The 70-metre (230ft) Ceiba pentandra – known by Sierra Leoneans as Cotton Tree – lost all of its branches on Wednesday during torrential rains and high winds, with only the base of its enormous trunk still standing. The tree, which was in the capital, Freetown, was about 400 years old.
The president, Julius Maada Bio, said: “All Sierra Leoneans will pause for thought at the loss of such a prestigious national symbol as Cotton Tree. For centuries it has been a proud emblem of our nation, a symbol of a nation that has grown to provide shelter for many.”
According to legend, formerly enslaved people who won their freedom fighting on the British side of the American war of independence prayed under the tree when they arrived in west Africa.
Cotton Tree adorned banknotes and stamps, was visited by Queen Elizabeth II in 1961 and had remained a popular attraction ever since.

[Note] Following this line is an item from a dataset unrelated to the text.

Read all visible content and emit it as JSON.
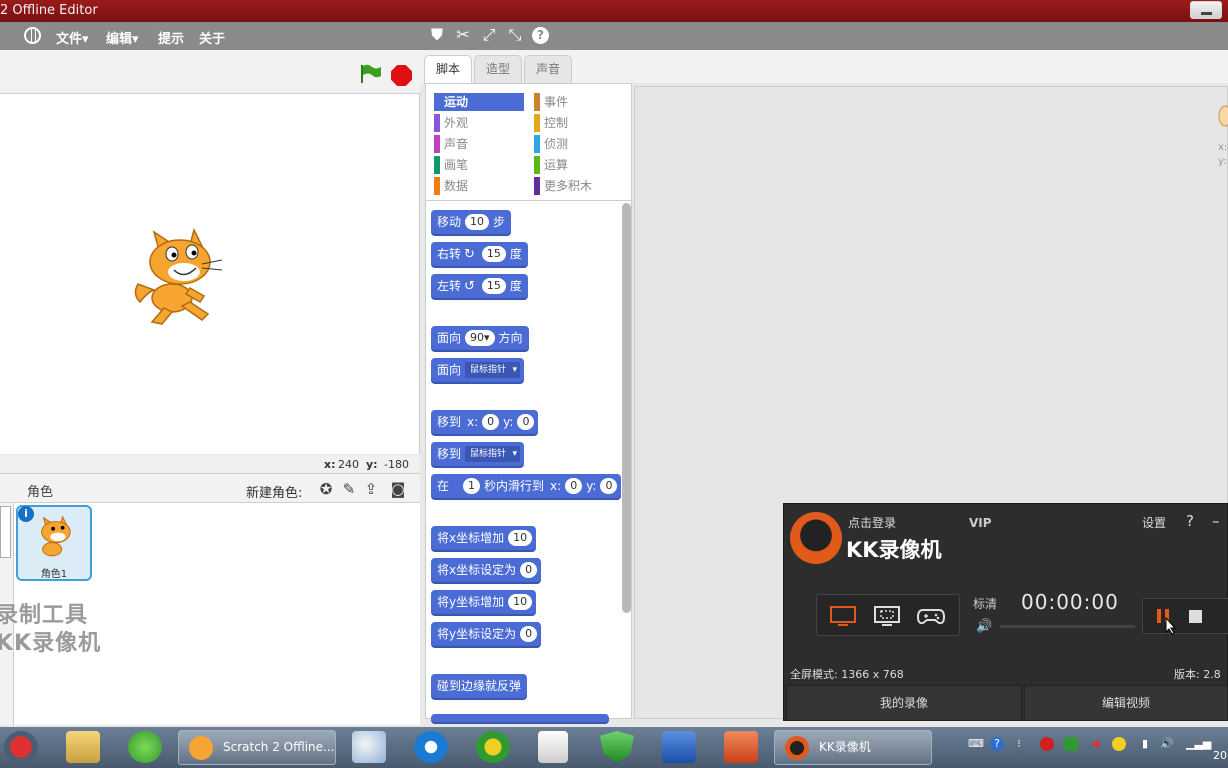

Freetown residents continued to pray beneath the tree, which in recent decades towered over a busy roundabout near the national museum, the central post office and the country’s highest court.
On Thursday morning, about a hundred residents gathered at the site in mourning.
Gibrilla Sesay, a 34-year-old finance worker, said: “I’m shocked and heartbroken to see our beloved Freetown Cotton Tree destroyed this morning on my way to work.”
There were no reports of injuries, the government said.
The police and military were deployed to the area on Thursday, and the government announced a cleanup effort was under way.
Sierra Leone has suffered several climate-related disasters in recent years. In 2017, more than 1,100 people were killed in a mudslide in the capital when part of a mountain collapsed on to informal settlements. Eight people were killed in a landslide last August.
At least 15 people died in flooding this month, according to the national disaster management agency.
Sierra Leone’s rainy season typically lasts from May to October.